EpiFix is a nonviable cellular amniotic membrane allograft that contains several growth factors, cytokines, and extracellular matrix proteins present in amniotic tissue. In addition to containing platelet-derived growth factor (PDGF), more than 50 growth factors, cytokines, and chemokines have been identified in dHACM tissues. EpiFix contains quantifiable levels of PDGF promoting cell proliferation in connective tissue, epidermal growth factor promoting proliferation of epithelial cells, transforming growth factor promoting normal wound healing, and fibroblast growth factor promoting cellular proliferation. It is thought to enhance healing, modulate inflammation, upregulate angiogenesis, and reduce scar tissue formation. EpiFix has been found to promote revascularization and tissue healing within poorly vascularized, nonhealing wounds and is effective in the treatment of diabetic foot ulcers and venous ulcers.3, 5 Although the precise mechanism of hemangioma ulceration is not well understood, it is hypothesized that rapid expansion of the tumor causes it to outgrow its blood supply. We postulate that the growth factors supplied directly to the wound bed by EpiFix promoted the healing of our patients' ulcer by upregulating angiogenesis and creating an environment conducive to tissue repair.

Of note, becaplermin gel (Regranex) is a PDGF therapy that is approved by the US Food and Drug Administration for diabetic neuropathic ulcers and has been used to effectively treat ulcerated IHs. However, an increased rate of mortality secondary to malignancy was observed in patients treated with 3 or more tubes of Regranex gel in a postmarketing retrospective cohort study, and its safety in pediatric patients younger than 16 years has not been established.

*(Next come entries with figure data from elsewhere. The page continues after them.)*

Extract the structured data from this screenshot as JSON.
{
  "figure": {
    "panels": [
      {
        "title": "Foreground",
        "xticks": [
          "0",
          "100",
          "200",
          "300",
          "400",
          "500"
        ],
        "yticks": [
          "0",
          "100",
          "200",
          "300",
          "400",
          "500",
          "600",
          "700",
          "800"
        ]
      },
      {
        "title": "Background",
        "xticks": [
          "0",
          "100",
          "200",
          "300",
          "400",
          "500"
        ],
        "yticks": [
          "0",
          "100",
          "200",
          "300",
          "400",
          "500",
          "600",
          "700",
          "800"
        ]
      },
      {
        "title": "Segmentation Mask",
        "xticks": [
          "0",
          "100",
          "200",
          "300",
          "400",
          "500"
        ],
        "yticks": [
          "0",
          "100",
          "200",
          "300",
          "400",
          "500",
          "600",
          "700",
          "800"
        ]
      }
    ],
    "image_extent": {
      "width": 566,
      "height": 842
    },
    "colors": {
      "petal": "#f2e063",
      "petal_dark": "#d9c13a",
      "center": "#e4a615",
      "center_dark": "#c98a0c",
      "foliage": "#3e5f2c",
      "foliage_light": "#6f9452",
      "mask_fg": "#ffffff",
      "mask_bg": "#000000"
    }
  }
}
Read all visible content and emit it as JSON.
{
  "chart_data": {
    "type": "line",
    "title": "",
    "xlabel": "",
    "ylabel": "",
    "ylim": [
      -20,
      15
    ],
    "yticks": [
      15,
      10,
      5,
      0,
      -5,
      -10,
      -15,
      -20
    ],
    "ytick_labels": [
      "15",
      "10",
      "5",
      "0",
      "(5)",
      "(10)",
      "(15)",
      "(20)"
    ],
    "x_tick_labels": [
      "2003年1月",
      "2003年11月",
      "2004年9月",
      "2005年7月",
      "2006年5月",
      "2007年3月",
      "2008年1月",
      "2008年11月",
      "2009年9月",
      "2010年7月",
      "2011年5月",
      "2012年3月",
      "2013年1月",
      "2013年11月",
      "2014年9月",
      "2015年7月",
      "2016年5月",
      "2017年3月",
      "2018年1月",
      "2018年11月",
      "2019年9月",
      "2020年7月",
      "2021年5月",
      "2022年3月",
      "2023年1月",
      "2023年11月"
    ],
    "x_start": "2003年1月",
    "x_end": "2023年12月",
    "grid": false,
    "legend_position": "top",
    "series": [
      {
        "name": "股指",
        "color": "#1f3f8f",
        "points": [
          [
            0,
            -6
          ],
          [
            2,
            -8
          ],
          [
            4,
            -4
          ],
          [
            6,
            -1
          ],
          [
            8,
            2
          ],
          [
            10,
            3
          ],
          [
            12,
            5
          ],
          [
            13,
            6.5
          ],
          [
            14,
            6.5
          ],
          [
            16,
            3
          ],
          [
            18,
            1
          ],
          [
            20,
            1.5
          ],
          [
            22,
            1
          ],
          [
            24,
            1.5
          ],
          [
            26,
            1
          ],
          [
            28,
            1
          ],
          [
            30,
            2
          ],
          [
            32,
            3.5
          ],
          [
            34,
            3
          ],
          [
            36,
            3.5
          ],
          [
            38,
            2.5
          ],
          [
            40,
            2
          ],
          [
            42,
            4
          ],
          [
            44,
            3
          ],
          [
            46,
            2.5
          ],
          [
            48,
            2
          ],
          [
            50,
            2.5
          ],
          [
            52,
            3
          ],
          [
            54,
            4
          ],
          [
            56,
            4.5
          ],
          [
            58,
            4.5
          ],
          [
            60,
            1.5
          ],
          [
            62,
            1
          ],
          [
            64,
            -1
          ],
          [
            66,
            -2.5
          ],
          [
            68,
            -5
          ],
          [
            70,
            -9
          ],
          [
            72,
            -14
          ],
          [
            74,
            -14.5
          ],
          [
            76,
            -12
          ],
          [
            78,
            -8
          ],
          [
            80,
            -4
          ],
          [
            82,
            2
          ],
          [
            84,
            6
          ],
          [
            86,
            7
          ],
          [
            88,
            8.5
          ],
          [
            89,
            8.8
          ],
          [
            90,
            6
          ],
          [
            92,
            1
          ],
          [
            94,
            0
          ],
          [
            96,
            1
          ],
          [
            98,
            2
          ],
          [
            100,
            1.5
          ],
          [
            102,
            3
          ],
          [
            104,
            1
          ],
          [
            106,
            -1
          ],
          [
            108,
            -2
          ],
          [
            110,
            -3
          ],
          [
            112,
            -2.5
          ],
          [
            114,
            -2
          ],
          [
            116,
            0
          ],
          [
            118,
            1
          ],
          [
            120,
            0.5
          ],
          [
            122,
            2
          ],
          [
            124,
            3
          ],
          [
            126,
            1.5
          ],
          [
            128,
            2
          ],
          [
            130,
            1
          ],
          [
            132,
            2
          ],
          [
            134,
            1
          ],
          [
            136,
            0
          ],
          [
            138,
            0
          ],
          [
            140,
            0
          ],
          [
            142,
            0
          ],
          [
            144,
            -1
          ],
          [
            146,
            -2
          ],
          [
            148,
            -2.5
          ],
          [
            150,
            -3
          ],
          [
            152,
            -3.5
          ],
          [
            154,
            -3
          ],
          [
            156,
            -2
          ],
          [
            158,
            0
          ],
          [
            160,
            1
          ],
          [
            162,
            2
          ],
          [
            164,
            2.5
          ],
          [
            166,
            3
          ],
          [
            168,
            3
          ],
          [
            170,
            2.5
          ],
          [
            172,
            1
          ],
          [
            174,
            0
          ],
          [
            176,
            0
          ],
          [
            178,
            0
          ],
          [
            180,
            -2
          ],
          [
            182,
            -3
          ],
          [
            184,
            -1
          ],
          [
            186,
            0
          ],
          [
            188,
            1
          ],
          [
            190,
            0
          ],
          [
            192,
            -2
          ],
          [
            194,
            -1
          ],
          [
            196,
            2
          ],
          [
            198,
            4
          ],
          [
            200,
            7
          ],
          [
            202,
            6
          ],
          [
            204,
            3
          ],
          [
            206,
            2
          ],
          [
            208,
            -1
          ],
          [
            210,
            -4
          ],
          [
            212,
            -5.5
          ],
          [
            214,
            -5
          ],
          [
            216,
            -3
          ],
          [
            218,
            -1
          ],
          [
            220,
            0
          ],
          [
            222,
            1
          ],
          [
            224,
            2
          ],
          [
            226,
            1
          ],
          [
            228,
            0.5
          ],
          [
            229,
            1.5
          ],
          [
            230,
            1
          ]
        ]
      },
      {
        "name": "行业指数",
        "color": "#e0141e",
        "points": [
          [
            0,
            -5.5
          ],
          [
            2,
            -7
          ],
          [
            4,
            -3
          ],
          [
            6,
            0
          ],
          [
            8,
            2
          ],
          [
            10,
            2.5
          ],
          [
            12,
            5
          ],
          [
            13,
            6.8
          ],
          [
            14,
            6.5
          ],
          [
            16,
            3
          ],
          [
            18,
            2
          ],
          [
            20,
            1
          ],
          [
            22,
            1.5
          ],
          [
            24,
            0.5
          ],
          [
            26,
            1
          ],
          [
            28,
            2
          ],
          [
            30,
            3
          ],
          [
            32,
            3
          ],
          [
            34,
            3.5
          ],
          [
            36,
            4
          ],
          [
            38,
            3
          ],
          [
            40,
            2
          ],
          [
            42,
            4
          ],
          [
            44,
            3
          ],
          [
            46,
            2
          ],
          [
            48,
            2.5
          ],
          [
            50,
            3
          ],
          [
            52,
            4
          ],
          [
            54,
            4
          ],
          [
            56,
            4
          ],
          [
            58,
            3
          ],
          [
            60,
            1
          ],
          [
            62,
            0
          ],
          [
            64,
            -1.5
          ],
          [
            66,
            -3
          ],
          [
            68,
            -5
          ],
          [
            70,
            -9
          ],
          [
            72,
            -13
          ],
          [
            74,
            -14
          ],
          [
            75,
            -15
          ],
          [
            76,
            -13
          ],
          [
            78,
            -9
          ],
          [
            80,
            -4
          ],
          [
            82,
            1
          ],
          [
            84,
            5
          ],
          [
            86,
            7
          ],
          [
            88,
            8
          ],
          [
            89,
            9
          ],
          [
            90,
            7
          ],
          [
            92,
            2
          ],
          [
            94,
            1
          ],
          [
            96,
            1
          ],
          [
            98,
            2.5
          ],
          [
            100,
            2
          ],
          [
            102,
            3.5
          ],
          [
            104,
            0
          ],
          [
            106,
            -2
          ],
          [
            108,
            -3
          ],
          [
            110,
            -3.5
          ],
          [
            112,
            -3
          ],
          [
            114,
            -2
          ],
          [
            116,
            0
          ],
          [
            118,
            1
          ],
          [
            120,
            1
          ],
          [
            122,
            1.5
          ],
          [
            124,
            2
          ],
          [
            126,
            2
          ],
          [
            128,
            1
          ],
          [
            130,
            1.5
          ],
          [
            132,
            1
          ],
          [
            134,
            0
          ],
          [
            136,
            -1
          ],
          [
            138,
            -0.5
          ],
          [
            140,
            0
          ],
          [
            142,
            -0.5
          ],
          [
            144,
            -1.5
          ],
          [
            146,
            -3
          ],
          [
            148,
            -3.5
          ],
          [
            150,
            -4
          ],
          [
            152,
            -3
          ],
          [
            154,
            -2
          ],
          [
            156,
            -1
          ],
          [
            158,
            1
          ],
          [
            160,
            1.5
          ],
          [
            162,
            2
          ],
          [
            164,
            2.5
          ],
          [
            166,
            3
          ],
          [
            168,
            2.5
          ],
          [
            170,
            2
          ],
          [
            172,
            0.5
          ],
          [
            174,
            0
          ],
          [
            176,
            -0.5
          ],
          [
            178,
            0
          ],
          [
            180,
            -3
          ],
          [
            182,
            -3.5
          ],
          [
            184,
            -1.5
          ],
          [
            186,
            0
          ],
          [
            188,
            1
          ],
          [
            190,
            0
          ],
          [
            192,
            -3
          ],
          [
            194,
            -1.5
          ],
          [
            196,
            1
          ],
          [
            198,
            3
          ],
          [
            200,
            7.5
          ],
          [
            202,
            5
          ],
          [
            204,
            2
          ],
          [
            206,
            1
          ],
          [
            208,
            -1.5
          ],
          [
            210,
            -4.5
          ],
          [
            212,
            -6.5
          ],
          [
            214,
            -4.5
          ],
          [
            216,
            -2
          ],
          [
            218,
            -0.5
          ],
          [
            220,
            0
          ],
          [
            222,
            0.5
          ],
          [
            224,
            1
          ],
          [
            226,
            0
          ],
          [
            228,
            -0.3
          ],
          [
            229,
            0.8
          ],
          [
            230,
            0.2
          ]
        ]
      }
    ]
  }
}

It is not entirely clear through which mechanism EpiFix promoted healing of the ulcer without also causing further proliferation of the hemangioma. It has been suggested that the granulation tissue promoted by Regranex arises through a different angiogenic pathway than the hemangioma itself, which could hold true for EpiFix as well.

Early treatment of ulcerated IHs is vital in minimizing ulcer progression, infection, and scarring. Our case illustrates that dHACM may be a useful alternative in the treatment of IHs with recalcitrant ulceration.